Edit: See the attached screenshot which shows the extra \r\n characters in the middle of the description.

The error occurs if you call your FormatDate function with a parameter having a value of None. I don't see a relation to the presence or absence of newline characters.

>>> def FormatDate(date):
      return date[6:10] +"-" +date[3:5] + "-" +date[0:2]

>>> FormatDate('12/10/2010') #Try it with text representing a date
'2010-10-12'
>>> 
>>> FormatDate(None) #What if the parameter has no value?
Traceback (most recent call last):
  File "<pyshell#4>", line 1, in <module>
    FormatDate(None) #What if the parameter has no value?
  File "<pyshell#1>", line 2, in FormatDate
    return date[6:10] +"-" +date[3:5] + "-" +date[0:2]
TypeError: 'NoneType' object is unsubscriptable
>>>

The error is merely a symptom of the wider problem. The problem is the reader treating the carriage control/line feed as a new record in the middle of reading a record of a set number of fields.

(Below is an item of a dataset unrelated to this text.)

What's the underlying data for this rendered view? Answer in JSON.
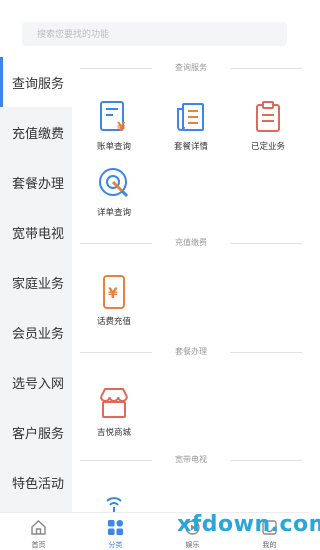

You probably should roll your own here, that is read one record, split on the comma's and test for length. If the length is too short, read another record, split, and append to the first, although there is probably a little more coding here since the "\r\n" is in the middle of the description. Sometimes the difficult way is the easy way.

The error is merely a symptom of the wider problem. The problem is the reader treating the carriage control/line feed as a new record in the middle of reading a record of a set number of fields.

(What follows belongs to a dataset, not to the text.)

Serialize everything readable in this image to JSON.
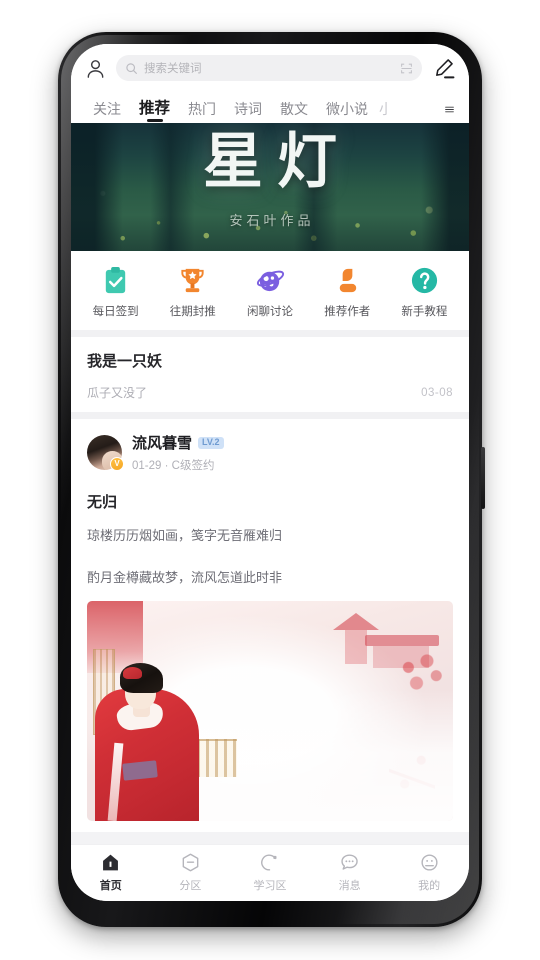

Yes, I understand now. The reader interprets carriage control/linefeed as end-of-line characters, which results in the rest of the fields for that record having value of None. Your program expects these fields to have values other than None so errors result.

It would be good if there was a way to tell the csv module that the value of end-of-line character is not the usual CR/LF but the docs say it is hardcoded.

The reader is hard-coded to recognise either '\r' or '\n' as end-of-line, and ignores lineterminator. This behavior may change in the future.

I guess your options include rolling your own parser, as woooee suggests, or pre-processing the file by reading it, removing all the CR/LF characters and writing it to a new file that you will use as input for the csv parsing.